First, the funding model we have discussed above would ensure that more broadband providers could offer a funded social tariff, allowing customers to choose from several rather than just one or two.

The ability to make decisions about their own provider is an important option and puts power back into the hands of the customer rather than the few providers who currently offer such tariffs.

In this scenario, more providers would be able to share the administrative burden of offering and handling social tariffs and, as these packages were pre-funded, there would be no incentive to obscure their existence or make them difficult to access.

Second, we argue that the barrier of credit checks should be removed from all social broadband tariffs.

The current BT Home Essentials plan requires a credit check where its predecessor BT Basic did not. BT say this can result in a security deposit being requested in case a customer do not pay their bills.

Given the target market of social tariffs, this is wholly unacceptable and disenfranchises the very people these tariffs are meant to support.
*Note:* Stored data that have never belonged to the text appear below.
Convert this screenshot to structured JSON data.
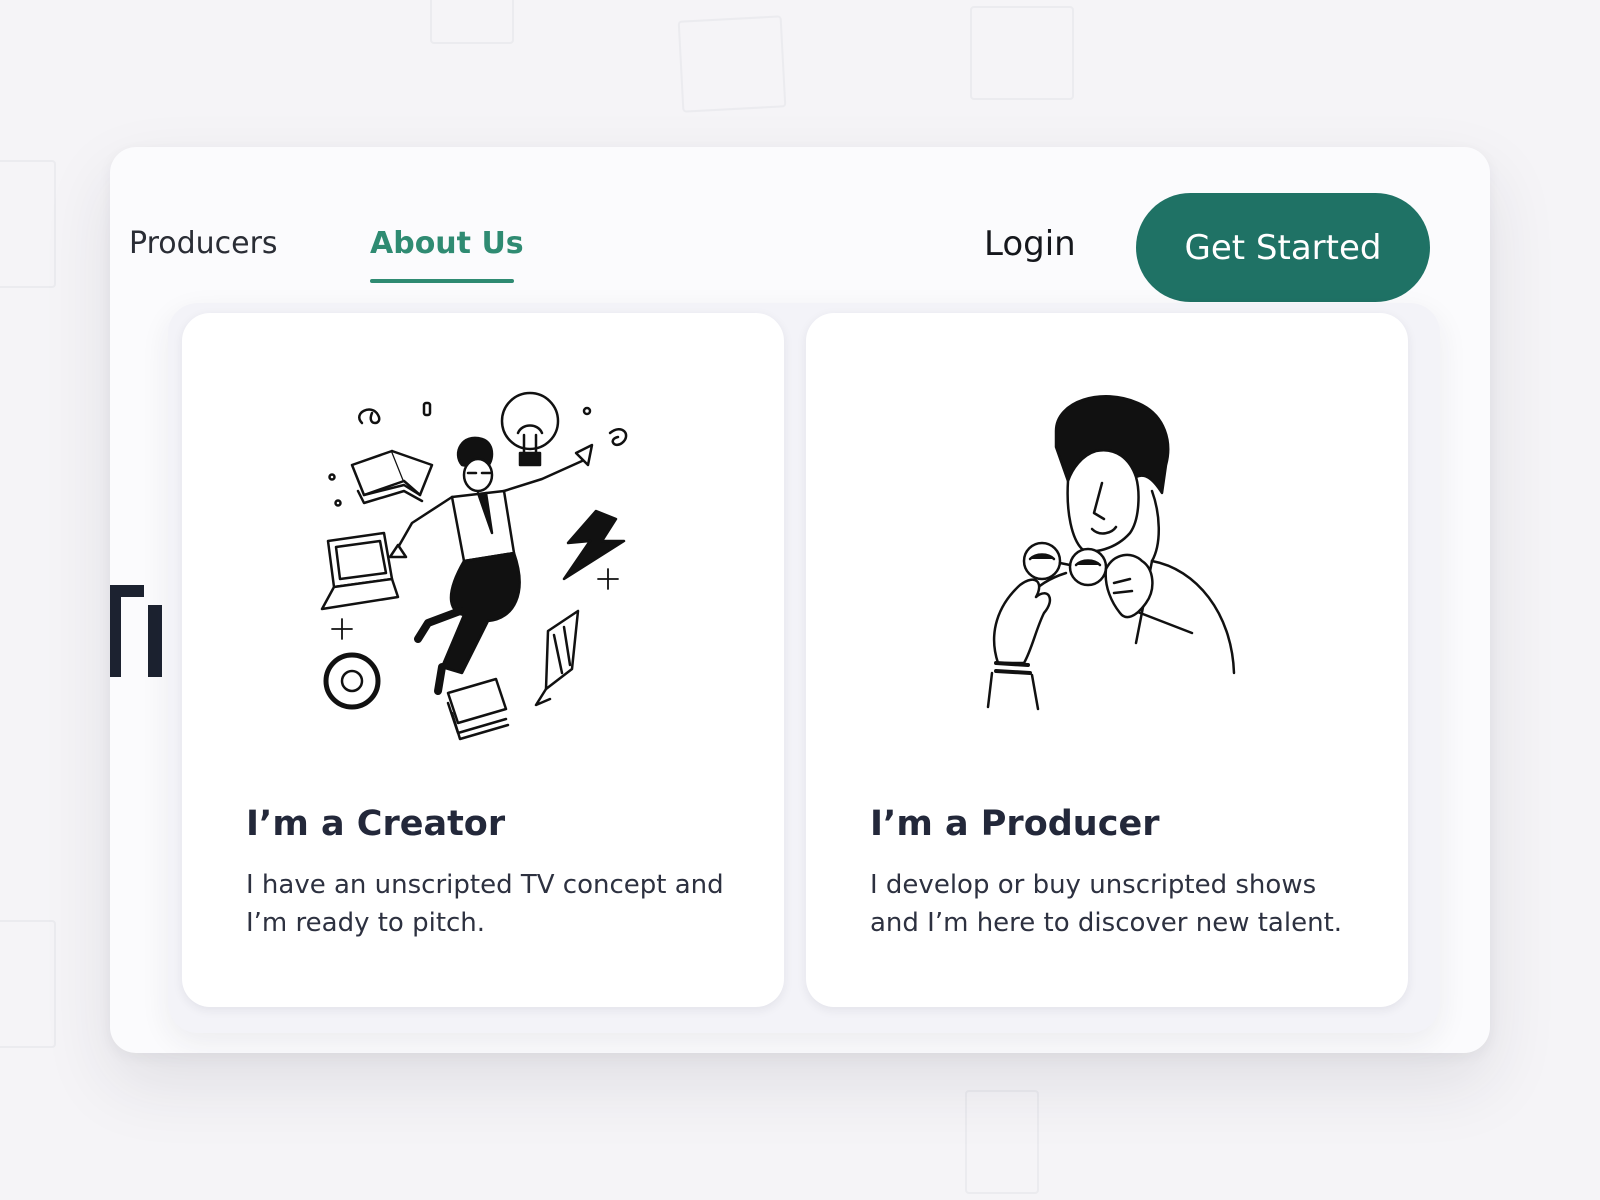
{
  "nav": {
    "producers_label": "Producers",
    "about_label": "About Us",
    "login_label": "Login",
    "get_started_label": "Get Started",
    "active_tab": "About Us"
  },
  "dropdown": {
    "cards": [
      {
        "title": "I’m a Creator",
        "description": "I have an unscripted TV concept and I’m ready to pitch.",
        "icon": "creator-illustration-icon"
      },
      {
        "title": "I’m a Producer",
        "description": "I develop or buy unscripted shows and I’m here to discover new talent.",
        "icon": "producer-illustration-icon"
      }
    ]
  },
  "colors": {
    "accent": "#2f8b72",
    "button_bg": "#1f7265",
    "button_text": "#ffffff",
    "panel_bg": "#fbfbfd",
    "card_bg": "#ffffff",
    "heading_text": "#23283a"
  }
}
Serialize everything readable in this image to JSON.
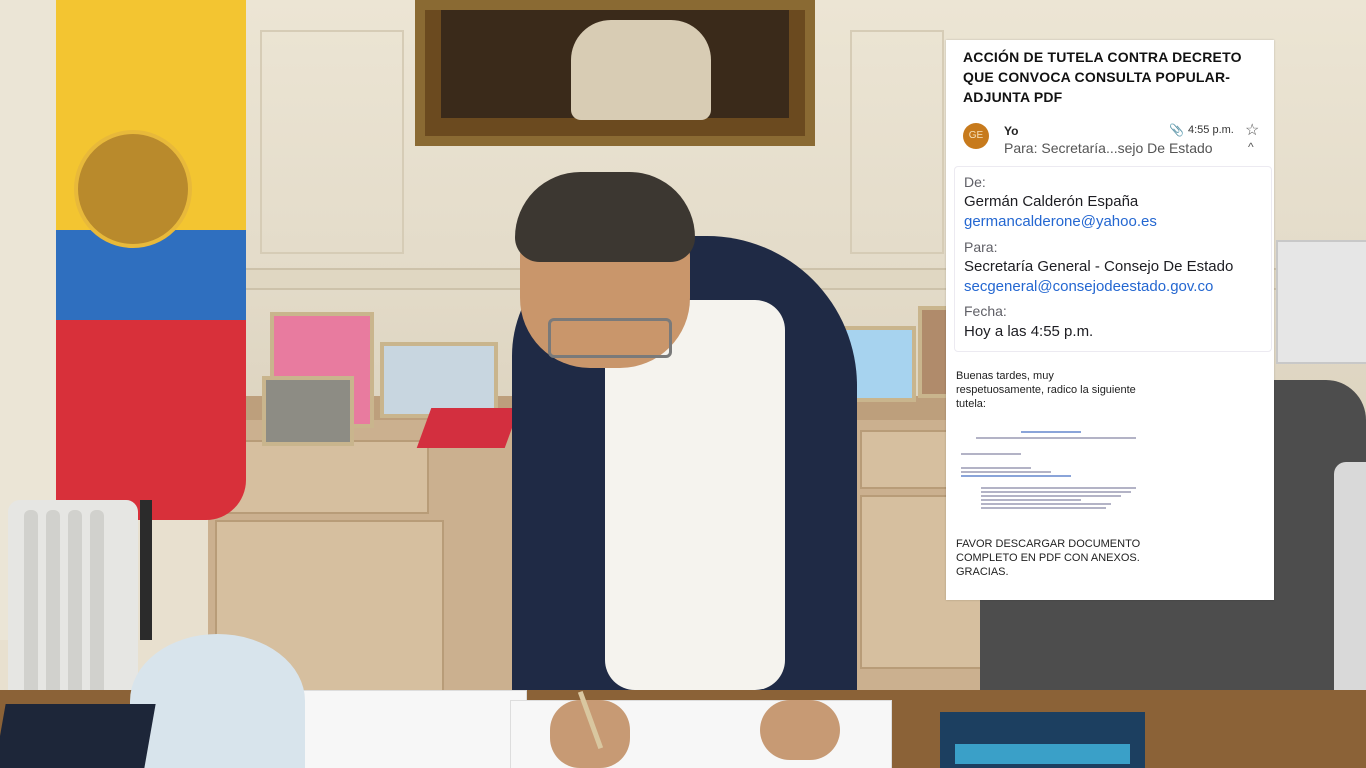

Many customers will be put off by the mention of a security deposit without even going through the application process, while many more will be unable to afford any upfront costs - hence why they are applying for the tariff in the first place.

If equipment costs are the main consideration for running credit checks in this way, providers could supply their customers with basic or older routers that are not as valuable as the latest models. In addition, consumer debt could be handled via the usual channels afterwards where necessary or subsidised by the social fund if appropriate.

The goal should be to encourage the uptake of social tariffs. Ofcom is sufficiently concerned about vulnerable customers to look at strengthening the protections offered to them.

We ask that they go further by altering the rules on credit checks on social tariffs.

This simple change, and the VAT cut we have proposed on broadband, would go some way to making social tariffs more accessible to those they are meant to support.